A ce stade, il nous semble donc pertinent de remarquer que la transparence fiscale et l’échange automatique d’informations gagnent chaque jour un peu plus de terrain. Le contribuable belge est désormais, par le biais de ces nouvelles obligations administratives, soumis à une nouvelle obligation de publicité. Mais cette publicité n’est pas pour autant absolue. En effet, les sociétés simples ne sont pas, dans l’état actuel des choses, tenues à l’obligation de dépôt des comptes annuels telle que déterminée par le Code des Sociétés.[8] Une discrétion est par conséquent toujours possible. Mais jusqu’à quand ?

Ceci étant dit, une structuration de patrimoine efficace ne sous-entend pas forcément l’utilisation d’une société simple dont l’administration s’est faite plus lourde.

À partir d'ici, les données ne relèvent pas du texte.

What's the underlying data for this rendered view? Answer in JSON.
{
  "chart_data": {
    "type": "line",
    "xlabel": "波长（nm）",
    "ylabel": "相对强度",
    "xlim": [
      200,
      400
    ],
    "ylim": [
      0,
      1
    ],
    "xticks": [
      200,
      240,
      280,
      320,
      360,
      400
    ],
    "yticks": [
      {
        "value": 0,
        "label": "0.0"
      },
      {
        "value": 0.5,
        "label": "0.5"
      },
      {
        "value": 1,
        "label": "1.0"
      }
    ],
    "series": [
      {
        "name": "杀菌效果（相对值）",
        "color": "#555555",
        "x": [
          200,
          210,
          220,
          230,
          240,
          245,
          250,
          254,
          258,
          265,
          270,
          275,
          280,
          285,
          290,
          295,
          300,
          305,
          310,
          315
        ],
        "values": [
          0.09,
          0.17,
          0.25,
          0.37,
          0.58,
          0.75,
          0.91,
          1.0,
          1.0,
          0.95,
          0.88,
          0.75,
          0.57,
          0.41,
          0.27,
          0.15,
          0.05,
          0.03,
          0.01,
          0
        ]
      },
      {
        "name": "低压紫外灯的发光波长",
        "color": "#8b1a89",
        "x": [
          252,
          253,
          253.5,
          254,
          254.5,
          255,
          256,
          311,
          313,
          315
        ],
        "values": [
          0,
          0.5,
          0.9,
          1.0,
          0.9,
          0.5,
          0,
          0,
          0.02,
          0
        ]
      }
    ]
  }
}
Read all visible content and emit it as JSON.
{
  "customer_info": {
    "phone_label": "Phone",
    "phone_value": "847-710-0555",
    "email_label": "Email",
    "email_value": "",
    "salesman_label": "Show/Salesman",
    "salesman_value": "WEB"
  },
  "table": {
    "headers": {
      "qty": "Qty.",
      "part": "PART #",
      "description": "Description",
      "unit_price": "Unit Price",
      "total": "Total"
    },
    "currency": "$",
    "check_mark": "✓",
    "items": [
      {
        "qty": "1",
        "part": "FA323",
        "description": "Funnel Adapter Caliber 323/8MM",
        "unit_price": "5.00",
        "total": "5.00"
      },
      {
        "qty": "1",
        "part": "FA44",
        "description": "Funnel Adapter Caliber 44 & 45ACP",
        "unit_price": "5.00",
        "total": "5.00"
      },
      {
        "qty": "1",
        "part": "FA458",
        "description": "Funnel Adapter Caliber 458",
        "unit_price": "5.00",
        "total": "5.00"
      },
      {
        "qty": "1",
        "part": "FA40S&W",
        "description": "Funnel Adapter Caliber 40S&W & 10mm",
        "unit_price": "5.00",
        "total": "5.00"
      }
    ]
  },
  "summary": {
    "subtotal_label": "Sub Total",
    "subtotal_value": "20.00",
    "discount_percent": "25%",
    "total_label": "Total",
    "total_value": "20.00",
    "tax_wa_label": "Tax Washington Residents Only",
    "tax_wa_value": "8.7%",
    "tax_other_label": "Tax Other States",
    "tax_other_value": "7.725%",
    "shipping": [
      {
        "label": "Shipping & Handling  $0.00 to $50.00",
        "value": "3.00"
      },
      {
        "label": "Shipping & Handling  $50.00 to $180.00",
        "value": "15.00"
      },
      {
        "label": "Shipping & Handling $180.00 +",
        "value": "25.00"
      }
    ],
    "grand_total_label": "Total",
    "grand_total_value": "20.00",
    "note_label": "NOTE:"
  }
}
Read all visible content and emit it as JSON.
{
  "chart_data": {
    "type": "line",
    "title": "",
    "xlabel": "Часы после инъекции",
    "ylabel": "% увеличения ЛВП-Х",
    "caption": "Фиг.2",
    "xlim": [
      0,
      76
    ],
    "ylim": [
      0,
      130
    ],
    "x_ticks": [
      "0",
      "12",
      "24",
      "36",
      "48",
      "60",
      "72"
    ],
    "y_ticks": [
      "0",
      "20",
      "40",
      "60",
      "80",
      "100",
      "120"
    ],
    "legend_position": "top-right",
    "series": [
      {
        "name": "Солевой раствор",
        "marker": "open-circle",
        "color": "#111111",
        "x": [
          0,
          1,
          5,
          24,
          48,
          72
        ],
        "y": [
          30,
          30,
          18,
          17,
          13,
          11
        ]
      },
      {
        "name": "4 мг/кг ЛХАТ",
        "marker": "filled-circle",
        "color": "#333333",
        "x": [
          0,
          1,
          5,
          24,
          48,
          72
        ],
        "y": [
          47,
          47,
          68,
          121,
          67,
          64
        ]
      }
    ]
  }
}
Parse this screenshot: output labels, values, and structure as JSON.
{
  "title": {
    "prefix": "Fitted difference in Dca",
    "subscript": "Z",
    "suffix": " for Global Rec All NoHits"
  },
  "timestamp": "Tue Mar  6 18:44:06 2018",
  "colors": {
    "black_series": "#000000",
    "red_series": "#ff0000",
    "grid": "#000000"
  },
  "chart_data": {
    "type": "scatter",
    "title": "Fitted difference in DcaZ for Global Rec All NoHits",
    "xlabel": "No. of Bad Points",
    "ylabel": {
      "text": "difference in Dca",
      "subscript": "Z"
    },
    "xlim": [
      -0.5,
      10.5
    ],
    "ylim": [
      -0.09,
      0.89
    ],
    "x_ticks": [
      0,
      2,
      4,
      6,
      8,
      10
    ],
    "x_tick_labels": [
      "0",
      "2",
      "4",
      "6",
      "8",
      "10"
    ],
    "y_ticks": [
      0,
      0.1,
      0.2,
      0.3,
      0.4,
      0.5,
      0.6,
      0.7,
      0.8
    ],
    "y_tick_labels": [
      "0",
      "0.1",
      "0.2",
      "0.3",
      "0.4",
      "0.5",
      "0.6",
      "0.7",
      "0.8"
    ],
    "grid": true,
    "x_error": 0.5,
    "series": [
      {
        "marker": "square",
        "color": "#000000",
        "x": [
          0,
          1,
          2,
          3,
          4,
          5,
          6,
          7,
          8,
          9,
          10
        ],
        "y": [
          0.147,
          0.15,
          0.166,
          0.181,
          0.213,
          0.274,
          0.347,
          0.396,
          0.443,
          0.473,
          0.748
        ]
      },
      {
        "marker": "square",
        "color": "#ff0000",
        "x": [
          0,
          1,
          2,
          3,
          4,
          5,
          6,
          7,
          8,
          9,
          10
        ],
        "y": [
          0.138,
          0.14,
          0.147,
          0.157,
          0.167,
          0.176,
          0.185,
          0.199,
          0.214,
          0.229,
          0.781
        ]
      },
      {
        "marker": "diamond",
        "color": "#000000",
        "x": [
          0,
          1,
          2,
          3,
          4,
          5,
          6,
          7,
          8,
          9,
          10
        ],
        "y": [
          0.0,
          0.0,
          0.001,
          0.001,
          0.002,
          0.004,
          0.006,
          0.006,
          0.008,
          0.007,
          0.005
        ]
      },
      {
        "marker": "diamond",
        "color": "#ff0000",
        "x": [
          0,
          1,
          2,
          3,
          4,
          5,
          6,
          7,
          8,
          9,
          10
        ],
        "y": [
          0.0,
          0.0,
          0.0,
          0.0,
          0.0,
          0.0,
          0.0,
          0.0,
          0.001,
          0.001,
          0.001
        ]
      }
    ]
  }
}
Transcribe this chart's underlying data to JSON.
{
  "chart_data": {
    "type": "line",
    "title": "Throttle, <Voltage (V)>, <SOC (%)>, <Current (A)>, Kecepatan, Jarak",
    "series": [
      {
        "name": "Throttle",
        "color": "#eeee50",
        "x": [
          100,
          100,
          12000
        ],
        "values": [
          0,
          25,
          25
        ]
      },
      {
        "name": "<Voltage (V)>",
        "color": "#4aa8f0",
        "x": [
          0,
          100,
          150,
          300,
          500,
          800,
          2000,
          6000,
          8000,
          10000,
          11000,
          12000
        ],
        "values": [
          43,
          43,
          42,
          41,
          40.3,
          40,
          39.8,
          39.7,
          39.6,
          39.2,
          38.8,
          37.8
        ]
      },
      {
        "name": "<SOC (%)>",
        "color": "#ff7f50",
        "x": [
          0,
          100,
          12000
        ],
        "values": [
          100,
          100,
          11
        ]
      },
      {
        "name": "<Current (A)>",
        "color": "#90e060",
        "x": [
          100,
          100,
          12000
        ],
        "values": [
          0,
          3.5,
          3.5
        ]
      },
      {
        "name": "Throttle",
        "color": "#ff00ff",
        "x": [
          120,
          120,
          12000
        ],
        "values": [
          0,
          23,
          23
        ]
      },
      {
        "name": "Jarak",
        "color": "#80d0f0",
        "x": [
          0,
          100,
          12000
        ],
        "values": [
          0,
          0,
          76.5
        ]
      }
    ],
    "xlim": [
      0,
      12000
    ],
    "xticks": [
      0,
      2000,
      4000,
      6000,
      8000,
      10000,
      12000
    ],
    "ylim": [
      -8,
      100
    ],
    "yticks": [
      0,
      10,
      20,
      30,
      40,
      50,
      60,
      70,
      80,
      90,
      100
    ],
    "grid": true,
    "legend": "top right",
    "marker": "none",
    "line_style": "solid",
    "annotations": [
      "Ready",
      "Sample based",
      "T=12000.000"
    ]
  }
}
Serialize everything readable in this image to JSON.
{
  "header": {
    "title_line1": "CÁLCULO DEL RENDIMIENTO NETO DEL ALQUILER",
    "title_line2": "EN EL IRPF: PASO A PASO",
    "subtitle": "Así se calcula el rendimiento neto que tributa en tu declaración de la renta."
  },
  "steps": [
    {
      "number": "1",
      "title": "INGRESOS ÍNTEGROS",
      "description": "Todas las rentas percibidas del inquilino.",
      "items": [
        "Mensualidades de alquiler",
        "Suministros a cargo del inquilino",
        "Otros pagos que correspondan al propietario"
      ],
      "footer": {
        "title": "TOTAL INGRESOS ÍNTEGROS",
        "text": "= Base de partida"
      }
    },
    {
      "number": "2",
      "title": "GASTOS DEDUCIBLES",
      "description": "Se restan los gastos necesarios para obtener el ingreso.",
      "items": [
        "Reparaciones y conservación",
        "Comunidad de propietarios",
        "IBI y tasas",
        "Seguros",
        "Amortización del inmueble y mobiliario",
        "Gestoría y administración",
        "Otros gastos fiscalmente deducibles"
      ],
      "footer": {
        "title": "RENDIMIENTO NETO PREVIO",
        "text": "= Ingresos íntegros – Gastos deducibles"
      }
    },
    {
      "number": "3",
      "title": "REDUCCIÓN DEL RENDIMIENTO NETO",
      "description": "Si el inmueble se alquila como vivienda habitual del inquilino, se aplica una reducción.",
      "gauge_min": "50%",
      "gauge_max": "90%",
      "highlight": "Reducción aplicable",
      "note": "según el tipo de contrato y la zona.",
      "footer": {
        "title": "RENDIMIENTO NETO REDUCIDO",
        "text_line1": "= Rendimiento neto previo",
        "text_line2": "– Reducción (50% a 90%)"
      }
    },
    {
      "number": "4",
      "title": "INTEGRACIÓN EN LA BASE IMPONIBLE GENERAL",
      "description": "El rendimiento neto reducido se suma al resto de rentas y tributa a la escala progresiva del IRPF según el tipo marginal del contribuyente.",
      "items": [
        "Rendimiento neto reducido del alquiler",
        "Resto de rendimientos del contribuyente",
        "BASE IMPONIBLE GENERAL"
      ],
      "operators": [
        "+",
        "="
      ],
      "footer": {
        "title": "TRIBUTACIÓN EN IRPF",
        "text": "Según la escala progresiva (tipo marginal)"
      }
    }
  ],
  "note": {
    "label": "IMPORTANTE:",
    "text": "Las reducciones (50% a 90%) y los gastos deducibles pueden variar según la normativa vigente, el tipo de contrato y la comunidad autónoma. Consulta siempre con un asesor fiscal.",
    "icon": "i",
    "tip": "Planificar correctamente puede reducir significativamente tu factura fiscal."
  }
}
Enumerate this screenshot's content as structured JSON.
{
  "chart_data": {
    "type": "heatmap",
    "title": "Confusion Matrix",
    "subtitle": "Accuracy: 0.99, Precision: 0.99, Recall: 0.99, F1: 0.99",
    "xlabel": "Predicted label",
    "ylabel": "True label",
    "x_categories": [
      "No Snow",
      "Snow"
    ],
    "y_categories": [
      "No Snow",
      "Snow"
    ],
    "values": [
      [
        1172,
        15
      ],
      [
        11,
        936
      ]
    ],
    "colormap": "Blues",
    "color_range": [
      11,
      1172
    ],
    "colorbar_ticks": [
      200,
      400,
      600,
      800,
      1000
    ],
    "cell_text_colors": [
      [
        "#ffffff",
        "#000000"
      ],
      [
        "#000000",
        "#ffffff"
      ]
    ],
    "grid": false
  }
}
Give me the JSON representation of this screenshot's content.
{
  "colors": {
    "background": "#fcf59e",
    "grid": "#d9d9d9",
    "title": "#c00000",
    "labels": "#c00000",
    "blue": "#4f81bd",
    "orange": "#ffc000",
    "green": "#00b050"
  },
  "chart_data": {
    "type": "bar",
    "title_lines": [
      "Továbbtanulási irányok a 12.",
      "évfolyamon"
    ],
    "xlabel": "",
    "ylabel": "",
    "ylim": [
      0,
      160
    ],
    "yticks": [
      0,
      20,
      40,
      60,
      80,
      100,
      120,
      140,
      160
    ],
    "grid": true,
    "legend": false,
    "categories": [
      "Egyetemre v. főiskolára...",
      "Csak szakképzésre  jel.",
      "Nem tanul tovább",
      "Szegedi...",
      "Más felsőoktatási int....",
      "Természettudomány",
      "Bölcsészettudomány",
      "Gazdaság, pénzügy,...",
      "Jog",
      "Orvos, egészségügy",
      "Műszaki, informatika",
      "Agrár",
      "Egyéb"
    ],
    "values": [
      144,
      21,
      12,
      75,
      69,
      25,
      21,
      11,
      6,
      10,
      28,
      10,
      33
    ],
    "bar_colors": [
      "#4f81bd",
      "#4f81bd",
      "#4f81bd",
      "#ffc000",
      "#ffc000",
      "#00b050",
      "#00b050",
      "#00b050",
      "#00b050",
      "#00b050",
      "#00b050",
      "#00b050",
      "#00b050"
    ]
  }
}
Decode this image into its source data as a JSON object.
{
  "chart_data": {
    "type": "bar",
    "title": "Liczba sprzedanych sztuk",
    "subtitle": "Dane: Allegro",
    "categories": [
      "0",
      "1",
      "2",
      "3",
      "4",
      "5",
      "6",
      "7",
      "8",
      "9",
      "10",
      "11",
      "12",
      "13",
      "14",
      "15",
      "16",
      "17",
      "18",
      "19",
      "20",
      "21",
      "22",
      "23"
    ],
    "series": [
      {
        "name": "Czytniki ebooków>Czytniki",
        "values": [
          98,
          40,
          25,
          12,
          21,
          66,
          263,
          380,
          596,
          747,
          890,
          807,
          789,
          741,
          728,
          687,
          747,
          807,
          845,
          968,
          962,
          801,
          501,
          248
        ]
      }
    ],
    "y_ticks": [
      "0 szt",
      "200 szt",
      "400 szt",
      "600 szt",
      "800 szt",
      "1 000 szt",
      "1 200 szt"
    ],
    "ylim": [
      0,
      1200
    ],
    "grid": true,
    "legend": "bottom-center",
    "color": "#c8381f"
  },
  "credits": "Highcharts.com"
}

Les buts recherchés d’exonération d’impôt sur le revenu, d’évitement de droits de succession, de contrôle et de flexibilité peuvent être atteints par l’assurance-vie seule, combinant anticipation, expertise civile et savoir-faire fiscal.

Pour plus d’informations à ce sujet, contactez nos experts OneLife.

 Nicolas MILOS – Senior Wealth Planner

 

[1] Ancien article 1 du Code des sociétés.

[2] Article 2 § 1 tel que modifié par la Loi portant réforme du droit des entreprises du 15 avril 2018, MB 27 avril 2018, en lecture jointe avec l’article 46 du Code des sociétés.

[3] L’entrée en vigueur des dispositions de cette loi a été portée au 1er novembre 2018.

[4] Tel que proposé par l’article 35 de la Loi portant réforme du droit des entreprises du 15 avril 2018, Moniteur Belge 27 avril 2018

[5] Article 56 de la loi du 15 avril 2018 portant réforme du droit des entreprises.

[6] Article 58 de la loi du 15 avril 2018 portant réforme du droit des entreprises.

[7] Article III.85 du Code de droit économique tel que modifié par la loi du 15 avril 2018 portant réforme du droit des entreprises.

[8] Voir le nouvel article III.90, § 2, du Code de droit économique lu conjointement avec l’article 98 du Code des Sociétés.